Histoplasmosis has been classified into three forms:
1) a primary acute pulmonary form that is usually asymptomatic but with flu-like symptoms; 2) a chronic pulmonary form that is usually associated with underlying pulmonary disease; and 3) the rare severe disseminated form tends to occur in the immunocompromised patient or in patients at the extremes of age [9] [19].
Clinical manifestations:
Oral mucosal lesions may appear as:
A papule, a nodule, an ulcer, or a vegetation. If a single lesion is left untreated, it progresses from a firm papule to a nodule, which ulcerates and slowly enlarges.
Or, non-healing granulomatous lesions and ulcerations as large as 2.5 cm [19].

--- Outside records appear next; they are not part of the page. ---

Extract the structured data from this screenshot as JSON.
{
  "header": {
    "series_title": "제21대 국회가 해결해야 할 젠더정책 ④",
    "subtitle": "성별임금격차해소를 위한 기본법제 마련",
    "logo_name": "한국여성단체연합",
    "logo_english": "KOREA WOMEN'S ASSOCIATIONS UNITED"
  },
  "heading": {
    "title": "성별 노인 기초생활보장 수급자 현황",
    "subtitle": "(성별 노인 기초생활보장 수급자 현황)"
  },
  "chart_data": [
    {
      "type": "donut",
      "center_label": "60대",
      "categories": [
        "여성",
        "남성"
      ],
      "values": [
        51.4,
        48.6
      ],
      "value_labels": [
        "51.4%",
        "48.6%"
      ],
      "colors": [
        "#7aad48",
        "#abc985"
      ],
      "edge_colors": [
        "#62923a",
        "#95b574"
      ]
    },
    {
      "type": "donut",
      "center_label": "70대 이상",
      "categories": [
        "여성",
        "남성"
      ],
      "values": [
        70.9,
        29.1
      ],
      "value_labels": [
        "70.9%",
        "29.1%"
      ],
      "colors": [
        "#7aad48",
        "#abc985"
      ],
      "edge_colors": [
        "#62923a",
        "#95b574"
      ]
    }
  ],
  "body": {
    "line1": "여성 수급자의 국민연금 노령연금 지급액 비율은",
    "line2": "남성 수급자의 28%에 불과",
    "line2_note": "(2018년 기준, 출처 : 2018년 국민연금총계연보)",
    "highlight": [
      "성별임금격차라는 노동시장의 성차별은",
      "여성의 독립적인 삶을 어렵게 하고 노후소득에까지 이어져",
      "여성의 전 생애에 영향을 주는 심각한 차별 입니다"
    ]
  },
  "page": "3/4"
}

Enlarged and firm lymphadenopathies are noted as well [9].
Diagnosis:
Definitive diagnosis is made by a culture of infected tissues or exudates. Biopsy of infected tissue is also recommended [9]. Differential diagnoses are carcinomas and tuberculosis [19].
Management:
Mild cases of histoplasmosis are mainly treated with itraconazole (200 mg once or twice daily) for several weeks to months, while amphotericin B is used for severe or immunocompromised patients followed by itraconazole for maintenance. Treatment duration varies, and managing underlying conditions is essential to prevent recurrence [20].
4.3. Blastomycosis
Description:
Blastomycosis is a rare fungal infection caused by Blastomyces dermatitidis. A fungus mainly found in north America, more specifically in agricultural workers. This infection is responsible of primary pulmonary affection [19].
Clinical manifestations:
Oral manifestations are rarely primary sites of infection, but when present they appear as nonspecific painless verrucous and nonhealing ulcer with indurated borders, often mistaken for squamous cell carcinoma [9].
Diagnosis:
Management:
Like histoplasmosis, mild to moderate cases of blastomycosis are typically managed with oral itraconazole, while more severe or disseminated forms may require initial treatment with amphotericin B. Both conditions demand early diagnosis and prolonged antifungal therapy to ensure complete resolution and prevent relapse [21].
5. Conclusion
The diversity of oral lesions of infectious origin, whether bacterial, viral or fungal, calls for a rigorous and methodical diagnostic approach. Each pathology presents clinical signs that are more or less specific, but often mimic other conditions, which complicates their identification. Thorough questioning, a detailed clinical examination and the use of complementary tests (serologies, cultures, biopsies) are essential to establish a precise diagnosis. In addition, a good knowledge of the epidemiological characteristics, risk factors and oral manifestations of the disease will help to guide the clinician. Finally, early recognition of these infections is essential for appropriate management and to prevent complications, especially in high-risk populations such as immunocompromised individuals.
Conflicts of Interest
The authors declare no conflicts of interest.